Başbakan Yardımcısı Yalçın Akdoğan, Kürt siyasi hareketi içerisinde ikilik olduğu iddiasını yineleyerek, HDP’nin seçime girmesini ‘kaos planı’ ve ‘Öcalan’a Brütüslük’ olarak niteledi
AKP’nin Seçim Koordinasyon Merkezi’nin açılışında, HDP’nin seçime parti olarak girmesini bir “kaos planı” olarak nitelendiren Akdoğan, “HDP’yi parti olarak seçime soktular. Şimdi de ‘HDP barajı geçerse bir şekilde AK Parti’yi engelleyebiliriz’ arayışı içerisindeler. HDP de bu darbeci, vesayetçi anlayışa kendisini kullandırtıyor. Paralel çete başta olmak üzere bunlar aynı zamanda çözüm sürecinin düşmanları. Madem bunlar çözüm sürecinin düşmanları, HDP anlayışına da hasım bir bina, peki o vakit niye böyle karşılıklı ittifak mevcut?” sözlerini sarf etti.
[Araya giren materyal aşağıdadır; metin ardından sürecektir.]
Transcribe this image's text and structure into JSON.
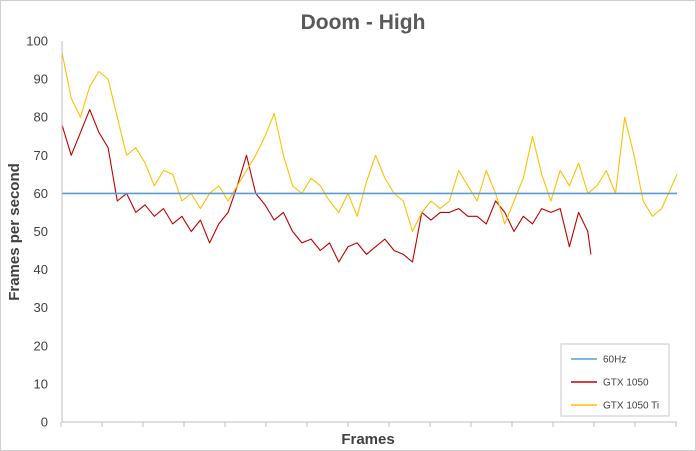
{
  "chart_data": {
    "type": "line",
    "title": "Doom - High",
    "xlabel": "Frames",
    "ylabel": "Frames per second",
    "ylim": [
      0,
      100
    ],
    "yticks": [
      0,
      10,
      20,
      30,
      40,
      50,
      60,
      70,
      80,
      90,
      100
    ],
    "x_tick_count": 15,
    "grid": false,
    "legend_position": "bottom-right",
    "series": [
      {
        "name": "60Hz",
        "color": "#5b9bd5",
        "x": [
          0,
          100
        ],
        "values": [
          60,
          60
        ]
      },
      {
        "name": "GTX 1050",
        "color": "#c00000",
        "x": [
          0,
          1.5,
          3,
          4.5,
          6,
          7.5,
          9,
          10.5,
          12,
          13.5,
          15,
          16.5,
          18,
          19.5,
          21,
          22.5,
          24,
          25.5,
          27,
          28.5,
          30,
          31.5,
          33,
          34.5,
          36,
          37.5,
          39,
          40.5,
          42,
          43.5,
          45,
          46.5,
          48,
          49.5,
          51,
          52.5,
          54,
          55.5,
          57,
          58.5,
          60,
          61.5,
          63,
          64.5,
          66,
          67.5,
          69,
          70.5,
          72,
          73.5,
          75,
          76.5,
          78,
          79.5,
          81,
          82.5,
          84,
          85.5,
          86
        ],
        "values": [
          78,
          70,
          76,
          82,
          76,
          72,
          58,
          60,
          55,
          57,
          54,
          56,
          52,
          54,
          50,
          53,
          47,
          52,
          55,
          62,
          70,
          60,
          57,
          53,
          55,
          50,
          47,
          48,
          45,
          47,
          42,
          46,
          47,
          44,
          46,
          48,
          45,
          44,
          42,
          55,
          53,
          55,
          55,
          56,
          54,
          54,
          52,
          58,
          55,
          50,
          54,
          52,
          56,
          55,
          56,
          46,
          55,
          50,
          44
        ]
      },
      {
        "name": "GTX 1050 Ti",
        "color": "#ffc000",
        "x": [
          0,
          1.5,
          3,
          4.5,
          6,
          7.5,
          9,
          10.5,
          12,
          13.5,
          15,
          16.5,
          18,
          19.5,
          21,
          22.5,
          24,
          25.5,
          27,
          28.5,
          30,
          31.5,
          33,
          34.5,
          36,
          37.5,
          39,
          40.5,
          42,
          43.5,
          45,
          46.5,
          48,
          49.5,
          51,
          52.5,
          54,
          55.5,
          57,
          58.5,
          60,
          61.5,
          63,
          64.5,
          66,
          67.5,
          69,
          70.5,
          72,
          73.5,
          75,
          76.5,
          78,
          79.5,
          81,
          82.5,
          84,
          85.5,
          87,
          88.5,
          90,
          91.5,
          93,
          94.5,
          96,
          97.5,
          100
        ],
        "values": [
          97,
          85,
          80,
          88,
          92,
          90,
          80,
          70,
          72,
          68,
          62,
          66,
          65,
          58,
          60,
          56,
          60,
          62,
          58,
          62,
          66,
          70,
          75,
          81,
          70,
          62,
          60,
          64,
          62,
          58,
          55,
          60,
          54,
          63,
          70,
          64,
          60,
          58,
          50,
          55,
          58,
          56,
          58,
          66,
          62,
          58,
          66,
          60,
          52,
          58,
          64,
          75,
          65,
          58,
          66,
          62,
          68,
          60,
          62,
          66,
          60,
          80,
          70,
          58,
          54,
          56,
          65
        ]
      }
    ]
  }
}
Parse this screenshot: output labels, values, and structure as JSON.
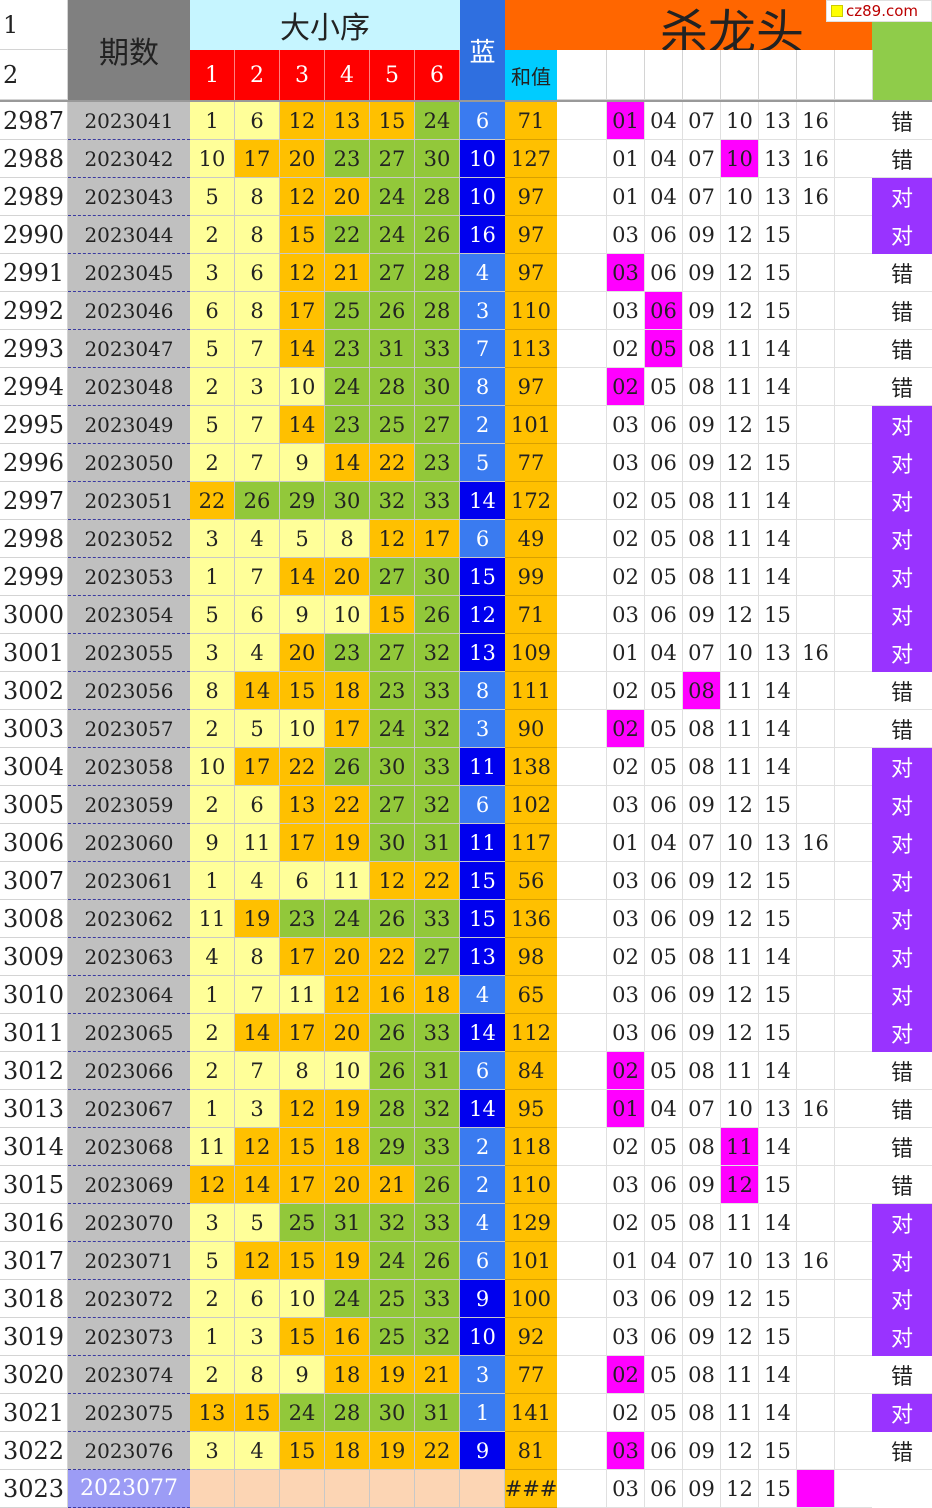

Sendika.org’da yer alan habere göre, HDP’nin barajı geçemediği takdirde ortalığın karışacağını söyleyen Akdoğan, şimdiden birtakım tehditler olduğunu öne sürdü, ulusalcı CHP ve çözüm sürecine kategorik olarak karşı çıkan MHP’nin çözüm sürecini ilerletemeyeceğini ifade etti, HDP’nin AKP’ye muhtaç olduğu yorumunu yaptı.
Erdoğan’ın açıklamalarına ‘yalan’ dedi
Dolmabahçe Deklarasyonu’ndaki maddelere ilişkin Tayyip Erdoğan’ın redde ve inkara dayalı söylemlerini yalanlayan Akdoğan, “Cumhurbaşkanının işi yok, kimin nereye oturacağına mı karışacak? İzleme Heyeti’nde kimin olup olmayacağına mı karışacak? Bunlar topluma yanlış bilgi vermeye alıştıkları için şimdi Erdoğan ismi üzerinden yalan uydurmaya başladılar” dedi.
‘Öcalan’ın anlamsızlaştırıyorlar,
Brütüslük yapıyorlar’
Öcalan’ın Dolmabahçe Deklarasyonu’nun hayata geçirilmesi kaydıyla PKK’nin silah bırakma kongresini toplama çağrısındaki şartı görmezden gelen Akdoğan, HDP’nin seçime girerek Öcalan’ı anlamsızlaştırma çabası içinde olduğunu şu sözlerle anlattı:
Yani Öcalan’ı anlamsızlaştırmak için, mesajını anlamsızlaştırmak için, silahı bırakma çağrısını boşa çıkarmak için açıklama yaptılar. Sözlü talimat verdi yapmadın, yazılı metin gönderdi yapmadın, imzalı metin gönderdi yapmadın, üç hafta Öcalan’ı takmadılar ve açıklama yapmadılar. Silahı yılmak işlerine gelmedi, en sonunda zorunlu kaldılar ve metni okumak zorunda kaldılar. Sen, İmralı’ya karşı Brütüs olabilirsin fakat kimse bizden Erdoğan’a karşı Brütüs olmamızı beklemesin.